01/08/335 (29/07/335) - 1
At roughly 20k from the Omega-97 rift, we picked up a signal we now know all too well.
Those plasmic bastards can leave the bubble, and they’re faster than we are.
Three of them were waiting near the jump hole.
We powered down everything and hid in Aesir’s shadow. We’re working a plan with what little we have left. If the shield fails, we’re done. The ship won’t survive the gravimetric stress in that state.
We cannot fail. Not after what we lost. Not with this much data and this many samples aboard.
The crew barely slept. Some tried, strapped into whatever corner still existed. Others just sat with helmets off, staring at bulkheads and pretending not to listen for the next alarm. I checked on engineering twice. They had already started naming patched conduits after dead philosophers, which is how that department copes when things get ugly.
01/08/335 (29/07/335) - 2
We fired the last of the prototype probes at them.

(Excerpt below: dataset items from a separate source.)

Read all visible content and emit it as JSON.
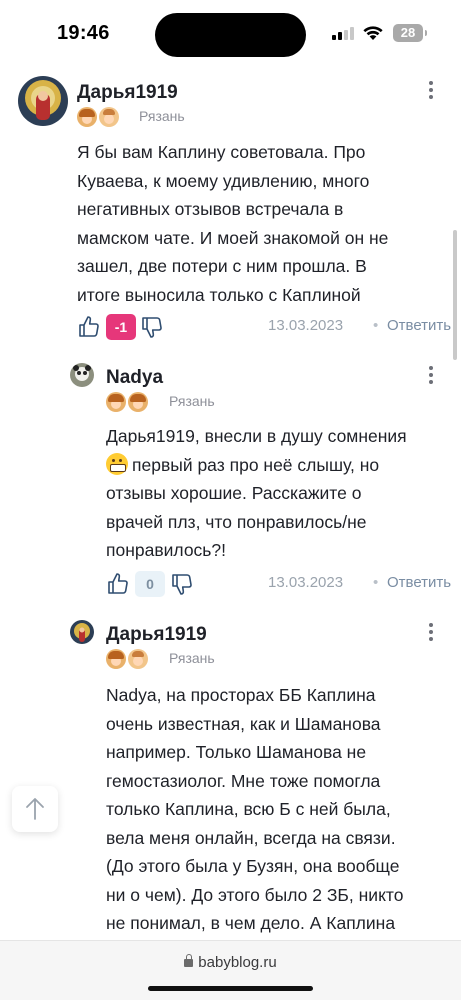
{
  "status_bar": {
    "time": "19:46",
    "battery": "28"
  },
  "comments": [
    {
      "username": "Дарья1919",
      "city": "Рязань",
      "badges": [
        "girl-badge",
        "boy-badge"
      ],
      "lines": [
        "Я бы вам Каплину советовала. Про",
        "Куваева, к моему удивлению, много",
        "негативных отзывов встречала в",
        "мамском чате. И моей знакомой он не",
        "зашел, две потери с ним прошла. В",
        "итоге выносила только с Каплиной"
      ],
      "rating": "-1",
      "date": "13.03.2023",
      "reply_label": "Ответить"
    },
    {
      "username": "Nadya",
      "city": "Рязань",
      "badges": [
        "girl-badge",
        "girl-badge"
      ],
      "lines": [
        "Дарья1919, внесли в душу сомнения",
        "первый раз про неё слышу, но",
        "отзывы хорошие. Расскажите о",
        "врачей плз, что понравилось/не",
        "понравилось?!"
      ],
      "rating": "0",
      "date": "13.03.2023",
      "reply_label": "Ответить"
    },
    {
      "username": "Дарья1919",
      "city": "Рязань",
      "badges": [
        "girl-badge",
        "boy-badge"
      ],
      "lines": [
        "Nadya, на просторах ББ Каплина",
        "очень известная, как и Шаманова",
        "например. Только Шаманова не",
        "гемостазиолог. Мне тоже помогла",
        "только Каплина, всю Б с ней была,",
        "вела меня онлайн, всегда на связи.",
        "(До этого была у Бузян, она вообще",
        "ни о чем). До этого было 2 ЗБ, никто",
        "не понимал, в чем дело. А Каплина"
      ]
    }
  ],
  "browser": {
    "url": "babyblog.ru"
  }
}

The whole thing ended in anticlimax.
They took the bait and followed it. We recorded useful reaction data while they did. Still, some stupid part of me wanted a fight.
Which is idiotic.
But terribly human.
Bob laughed when the trick worked. Not a triumphant laugh, more the kind a man makes when the universe fails to kill him in the stupidest possible way. That helped more than morale protocols ever could.
Cartography and scans
Planet Aesir
Diameter: 20,000 km Mass: 1.9 × 10e25 kg Terrain: Gas and liquid exotic hydrocarbons; ionized gases Temperature: N/A Escape velocity: 19 km/sec
Planet Freyja
Diameter: N/A Mass: N/A Terrain: Crumbling; one-third of the planet has collapsed into a massive asteroid field Temperature: N/A Escape velocity: N/A
Note: The field is hazardous and subject to Fischer’s gravity. Two pathways have been recorded, but may shift under gravimetric waves generated by Fischer and the collapse of Freyja.
The exploitable zone lies close to the exposed core and is extremely rich in gold, silver, platinum, and osmium.

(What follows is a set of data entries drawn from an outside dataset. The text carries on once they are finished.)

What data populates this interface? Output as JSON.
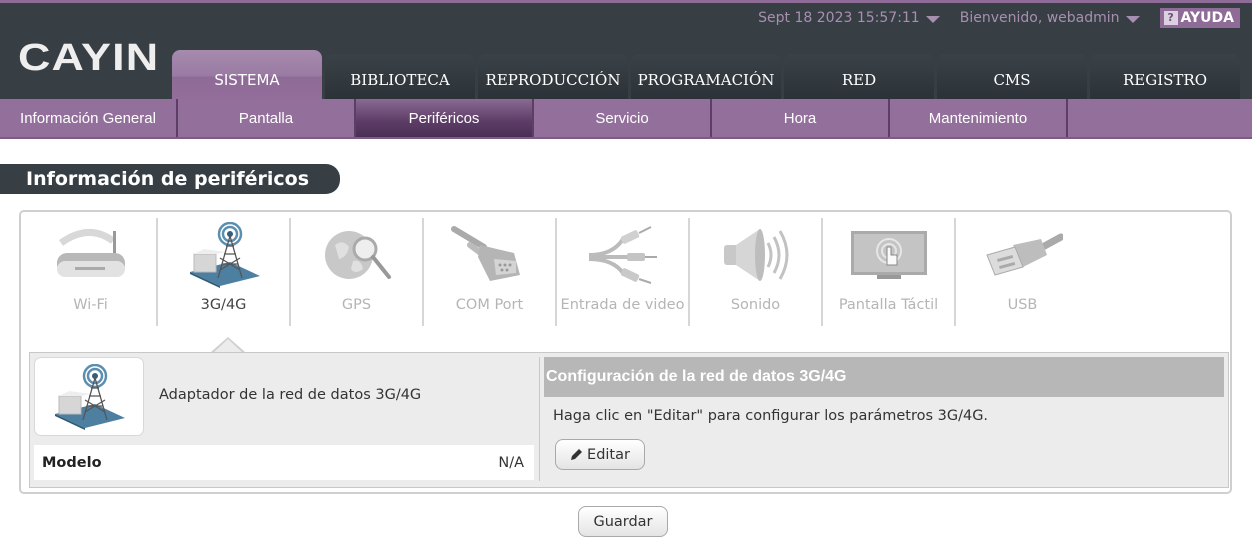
{
  "header": {
    "logo": "CAYIN",
    "datetime": "Sept 18 2023 15:57:11",
    "welcome": "Bienvenido, webadmin",
    "help_label": "AYUDA",
    "help_icon": "question-icon",
    "accent_color": "#8f6b97"
  },
  "main_tabs": [
    {
      "label": "SISTEMA",
      "active": true
    },
    {
      "label": "BIBLIOTECA",
      "active": false
    },
    {
      "label": "REPRODUCCIÓN",
      "active": false
    },
    {
      "label": "PROGRAMACIÓN",
      "active": false
    },
    {
      "label": "RED",
      "active": false
    },
    {
      "label": "CMS",
      "active": false
    },
    {
      "label": "REGISTRO",
      "active": false
    }
  ],
  "sub_tabs": [
    {
      "label": "Información General",
      "active": false
    },
    {
      "label": "Pantalla",
      "active": false
    },
    {
      "label": "Periféricos",
      "active": true
    },
    {
      "label": "Servicio",
      "active": false
    },
    {
      "label": "Hora",
      "active": false
    },
    {
      "label": "Mantenimiento",
      "active": false
    }
  ],
  "page_title": "Información de periféricos",
  "devices": [
    {
      "label": "Wi-Fi",
      "icon": "wifi-router-icon",
      "active": false
    },
    {
      "label": "3G/4G",
      "icon": "cell-tower-icon",
      "active": true
    },
    {
      "label": "GPS",
      "icon": "globe-search-icon",
      "active": false
    },
    {
      "label": "COM Port",
      "icon": "serial-connector-icon",
      "active": false
    },
    {
      "label": "Entrada de video",
      "icon": "rca-cable-icon",
      "active": false
    },
    {
      "label": "Sonido",
      "icon": "speaker-icon",
      "active": false
    },
    {
      "label": "Pantalla Táctil",
      "icon": "touch-screen-icon",
      "active": false
    },
    {
      "label": "USB",
      "icon": "usb-plug-icon",
      "active": false
    }
  ],
  "detail": {
    "adapter_name": "Adaptador de la red de datos 3G/4G",
    "model_label": "Modelo",
    "model_value": "N/A",
    "config_title": "Configuración de la red de datos 3G/4G",
    "config_text": "Haga clic en \"Editar\" para configurar los parámetros 3G/4G.",
    "edit_label": "Editar",
    "edit_icon": "pencil-icon"
  },
  "save_label": "Guardar"
}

Supplementary note: Industrial exploitation appears possible but only under strict route discipline, heavy escort, and constant recalculation of safe passages. Any operation here will make money the hard way.
Alien Structure
Diameter: N/A Mass: N/A Terrain: Alien alloy and unknown crystalline elements Role: Unknown; possibly a research station or harvesting structure for something emitted by Fischer Temperature: N/A Escape velocity: N/A
Supplementary note: Defensive autonomous entities confirmed. Bubble region alters gravimetric and sensory behavior in ways not yet understood. Extreme caution advised. Preferably someone else’s caution first.
Urchin Drone
Size: Gunboat-sized Main Armament: Unknown railgun-like energy weapon, estimated range: 1k
(Moderate shield damage, good hull damage) Secondary Armament: Unknown static-energy mines
(Good shield damage, moderate hull damage) Speed: 90–100 m/s for the main body; much faster for the orbiting modules (estimated 200 m/s) Role: Defending the structure and recovering whatever bits get blown off Armor: The modules seem to be the weak point; a few good shots tear them apart
Supplementary note: Ugly little bastard hits harder than it looks. Main body is annoyingly sturdy, but once you start clipping the modules the whole thing comes apart fast enough.
Cross Drone
Size: Gunboat-sized Main Armament: Close-range energy shortwave emitter, estimated range: 100 m
(Moderate shield damage, good hull damage) Additional Effect: Can kick engines into restart or temporarily shut propulsion down Secondary Armament: Unknown energy missiles
(Good shield damage, moderate hull damage) Speed: 90–100 m/s for the main body; much faster for the orbiting modules (estimated 200 m/s) Role: Defending the structure and recovering whatever bits get blown off Armor: The modules seem to be the weak point; a few good shots tear them apart
Supplementary note: Meaner than the Urchin at knife range. The real danger is not just the damage, it’s the engine disruption. Near Fischer or the structure, losing thrust for even a moment can get you killed faster than the guns.